Big companies like Verizon, Google, make moves on electronic drone license plates
License plates generally seem to work for cars to identify the car’s owner and other important info. But for drones, a tiny plate on a flying robot whirring hundreds of feet in the air isn’t going to work.
Companies, the government and policies have tossed around ideas for tracking drones, primarily electronically, and this week, a swath of large companies came together in solidarity for an important demonstration that could foreshadow the future of electronic drone license plates.
Wing (the drone spinoff of the company formerly known as Google), Skyward (which is owned by Verizon), AiRXOS (part of GE Aviation), Uber, CNN and others this month demonstrated the implementation of their own network-based remote ID solutions based on drafted ASTM standards. (Other companies, such as DJI, have in the past released proposals or white papers detailing their own visions of what remote ID, or electronic drone license plates, should look like).
ASTM is an international standards organization that develops and publishes voluntary technical standards that companies and makers largely agree to adhere to for a wide range of materials, that could one day include electronic drone license plates. The specific remote ID standard was agreed upon by 35 regulatory and industry organizations “to provide a flexible and scalable way to remotely identify drones while protecting operator privacy.:
Within two weeks, tests were conducted in San Bruno, Calif. and Bern, Switzerland. Drones operated by any one of the participating companies flew in the same airspace. Any private citizen who opened any one of the corresponding ‘remote ID‘ apps designed by those companies could get more information about the drone in the air. Even if the drone flew out of their line of site, the apps could show general information about the operation, the LAANC approval (if used) and more about the drone.
ASTM is important because, rather than have one entity regulating or tracking all drone flights and operators, multiple companies could have skin in the game, preventing some monopoly. But by having all the companies operate in a way that they can interact with each other, the idea is we have a world where drones can operate similarly, even if under the pretense of different companies, apps or operators.
The standards also have privacy in mind.
“Remote identification based on ASTM standards enables operators to identify themselves to the public, but share limited information only when necessary,” said Joshua Ziering, Founder of Kittyhawk (one of the participants in the program), in a blog post.
Under the standard, the suppliers of the electronic licensing data will only be able to make it available when a display user makes a request, and the display user only receives the data for the specific, size-limited area of the request.
“Limiting the area makes it difficult for third parties to broadly aggregate operator information or derive information about drone operators’ customers,” according to a post from Airmap, one of the participants in the program.
But despite that progress, Remote ID has still run into hurdles, especially from the US government. A rulemaking report from the US Department of Transportation (USDOT) issued in August showed that the release of drafted rules around Remote ID would be delayed until Dec. 20, 2019, with the period for public comments being pushed back until Feb. 1, 2020.
And drone industry advocates haven’t responded well to that news.

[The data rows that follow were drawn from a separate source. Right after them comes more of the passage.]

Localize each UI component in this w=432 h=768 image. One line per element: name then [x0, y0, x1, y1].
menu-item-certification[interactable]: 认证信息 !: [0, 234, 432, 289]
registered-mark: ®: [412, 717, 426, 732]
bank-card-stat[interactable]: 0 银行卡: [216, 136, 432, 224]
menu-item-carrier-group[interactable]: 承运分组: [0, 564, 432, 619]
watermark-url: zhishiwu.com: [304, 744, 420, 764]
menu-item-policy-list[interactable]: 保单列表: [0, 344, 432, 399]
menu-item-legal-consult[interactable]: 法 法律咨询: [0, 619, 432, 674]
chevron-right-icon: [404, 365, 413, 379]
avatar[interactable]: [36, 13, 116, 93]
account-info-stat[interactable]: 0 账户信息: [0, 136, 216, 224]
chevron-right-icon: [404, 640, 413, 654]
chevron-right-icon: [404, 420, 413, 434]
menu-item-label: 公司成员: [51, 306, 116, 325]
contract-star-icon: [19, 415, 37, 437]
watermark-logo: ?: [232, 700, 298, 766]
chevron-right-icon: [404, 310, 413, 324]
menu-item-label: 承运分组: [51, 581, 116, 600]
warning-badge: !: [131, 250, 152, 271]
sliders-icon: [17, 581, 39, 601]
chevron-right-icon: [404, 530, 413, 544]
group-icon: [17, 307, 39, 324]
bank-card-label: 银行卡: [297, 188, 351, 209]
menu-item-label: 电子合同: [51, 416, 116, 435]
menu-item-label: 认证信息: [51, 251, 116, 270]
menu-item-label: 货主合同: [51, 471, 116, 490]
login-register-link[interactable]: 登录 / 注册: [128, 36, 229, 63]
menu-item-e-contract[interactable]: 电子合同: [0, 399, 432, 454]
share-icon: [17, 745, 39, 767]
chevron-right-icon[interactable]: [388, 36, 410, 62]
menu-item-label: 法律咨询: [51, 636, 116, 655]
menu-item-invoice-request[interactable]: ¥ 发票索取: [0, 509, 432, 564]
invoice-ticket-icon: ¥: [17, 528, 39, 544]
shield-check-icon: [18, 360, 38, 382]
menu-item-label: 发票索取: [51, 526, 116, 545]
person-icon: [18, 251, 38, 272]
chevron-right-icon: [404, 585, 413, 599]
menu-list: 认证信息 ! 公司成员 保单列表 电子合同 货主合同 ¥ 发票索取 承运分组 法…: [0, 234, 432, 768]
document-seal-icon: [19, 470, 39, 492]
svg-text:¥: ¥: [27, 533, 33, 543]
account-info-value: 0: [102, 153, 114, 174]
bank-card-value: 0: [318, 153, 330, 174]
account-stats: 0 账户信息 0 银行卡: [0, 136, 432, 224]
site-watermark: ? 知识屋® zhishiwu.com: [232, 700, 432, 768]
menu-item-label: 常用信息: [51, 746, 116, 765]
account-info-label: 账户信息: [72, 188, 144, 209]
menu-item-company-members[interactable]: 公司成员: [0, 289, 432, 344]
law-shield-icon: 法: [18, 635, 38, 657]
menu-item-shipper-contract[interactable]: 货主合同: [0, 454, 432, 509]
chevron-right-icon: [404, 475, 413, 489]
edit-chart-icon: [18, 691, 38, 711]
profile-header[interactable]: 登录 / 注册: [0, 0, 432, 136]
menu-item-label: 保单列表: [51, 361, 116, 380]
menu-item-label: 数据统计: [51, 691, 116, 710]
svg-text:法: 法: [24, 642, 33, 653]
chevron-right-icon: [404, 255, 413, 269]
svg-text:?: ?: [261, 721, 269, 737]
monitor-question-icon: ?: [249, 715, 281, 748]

“It’s disappointing the rulemaking for remote identification has been delayed again,” Brian Wynne, president and CEO of the Association for Unmanned Vehicle Systems International (AUVSI), said in a prepared statement. “The need for remote identification cannot be overstated… necessary for enabling advanced and expanded operations such as flights over people and beyond line of sight, which will provide significant benefits throughout our economy and society. Most importantly, remote ID is critical for ensuring airspace safety by helping law enforcement identify and distinguish authorized UAS from those that may pose a security threat.”